Uno de los trabajadores acuna a un Nour aturdido, mientras otro examina su cabeza. Él está vivo.
Momentos después, descubren a otro niño, su hermano de 9 años, Zain. No se está moviendo.
Mientras los trabajadores llevan a los dos niños al hospital en una ambulancia, luchan por resucitar a Zain.

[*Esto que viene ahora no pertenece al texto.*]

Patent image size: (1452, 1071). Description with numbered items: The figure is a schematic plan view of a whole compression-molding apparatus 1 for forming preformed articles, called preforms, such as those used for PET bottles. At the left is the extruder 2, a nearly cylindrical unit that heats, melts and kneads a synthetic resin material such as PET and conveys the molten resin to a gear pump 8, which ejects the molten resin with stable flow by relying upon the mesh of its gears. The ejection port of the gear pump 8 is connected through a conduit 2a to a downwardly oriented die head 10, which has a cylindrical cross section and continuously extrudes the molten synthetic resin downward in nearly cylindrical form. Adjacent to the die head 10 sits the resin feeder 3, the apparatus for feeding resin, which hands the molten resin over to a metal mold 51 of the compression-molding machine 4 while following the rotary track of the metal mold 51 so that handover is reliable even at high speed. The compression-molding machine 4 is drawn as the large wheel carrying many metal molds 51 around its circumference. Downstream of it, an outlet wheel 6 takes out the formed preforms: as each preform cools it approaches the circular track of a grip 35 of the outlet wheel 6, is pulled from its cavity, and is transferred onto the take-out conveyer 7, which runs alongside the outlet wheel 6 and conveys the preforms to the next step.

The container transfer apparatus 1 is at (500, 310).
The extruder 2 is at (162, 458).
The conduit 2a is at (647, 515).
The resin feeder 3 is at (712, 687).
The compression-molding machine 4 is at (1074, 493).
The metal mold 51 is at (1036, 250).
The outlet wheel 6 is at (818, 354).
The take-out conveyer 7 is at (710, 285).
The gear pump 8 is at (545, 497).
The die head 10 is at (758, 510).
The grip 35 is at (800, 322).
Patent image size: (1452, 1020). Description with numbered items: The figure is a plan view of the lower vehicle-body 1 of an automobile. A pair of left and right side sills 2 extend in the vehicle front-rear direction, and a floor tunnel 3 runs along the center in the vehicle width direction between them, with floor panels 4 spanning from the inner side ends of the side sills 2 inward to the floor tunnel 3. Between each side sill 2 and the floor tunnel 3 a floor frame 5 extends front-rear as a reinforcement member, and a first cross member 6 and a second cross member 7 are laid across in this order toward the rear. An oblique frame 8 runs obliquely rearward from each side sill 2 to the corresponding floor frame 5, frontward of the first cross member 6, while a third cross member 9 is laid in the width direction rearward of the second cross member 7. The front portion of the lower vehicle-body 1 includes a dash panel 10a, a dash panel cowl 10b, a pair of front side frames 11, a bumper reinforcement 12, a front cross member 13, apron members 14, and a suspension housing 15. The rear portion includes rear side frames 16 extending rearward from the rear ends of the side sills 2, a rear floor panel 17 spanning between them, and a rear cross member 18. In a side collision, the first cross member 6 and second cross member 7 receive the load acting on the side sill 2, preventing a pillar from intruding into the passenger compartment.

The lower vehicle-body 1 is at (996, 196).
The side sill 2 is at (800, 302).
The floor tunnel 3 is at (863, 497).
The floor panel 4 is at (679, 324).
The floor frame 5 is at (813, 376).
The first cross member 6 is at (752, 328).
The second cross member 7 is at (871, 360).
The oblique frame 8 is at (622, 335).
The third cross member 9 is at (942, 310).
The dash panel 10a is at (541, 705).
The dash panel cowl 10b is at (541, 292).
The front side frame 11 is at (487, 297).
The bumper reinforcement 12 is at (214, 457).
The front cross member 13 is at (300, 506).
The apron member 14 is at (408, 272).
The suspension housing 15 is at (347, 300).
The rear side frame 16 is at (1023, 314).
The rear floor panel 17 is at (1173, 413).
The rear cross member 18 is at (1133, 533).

«Caliente», grita uno de ellos. «Su cuerpo está caliente.
En una cama del hospital, más médicos hacen lo que pueden por Zain. Le dan resucitación cardiopulmonar para poner en marcha su corazón. Le bombean aire a sus pulmones. Intentan con un desfibrilador. Zain no responde.
Resignados, los médicos bajan suavemente el cuerpo de Zain hasta convertirlo en una bolsa negra.
La misma huelga mató a las hermanas gemelas de Zain y Nour, Sham y Wasim, de cuatro años, y a su abuela, Samiha, de 60 años.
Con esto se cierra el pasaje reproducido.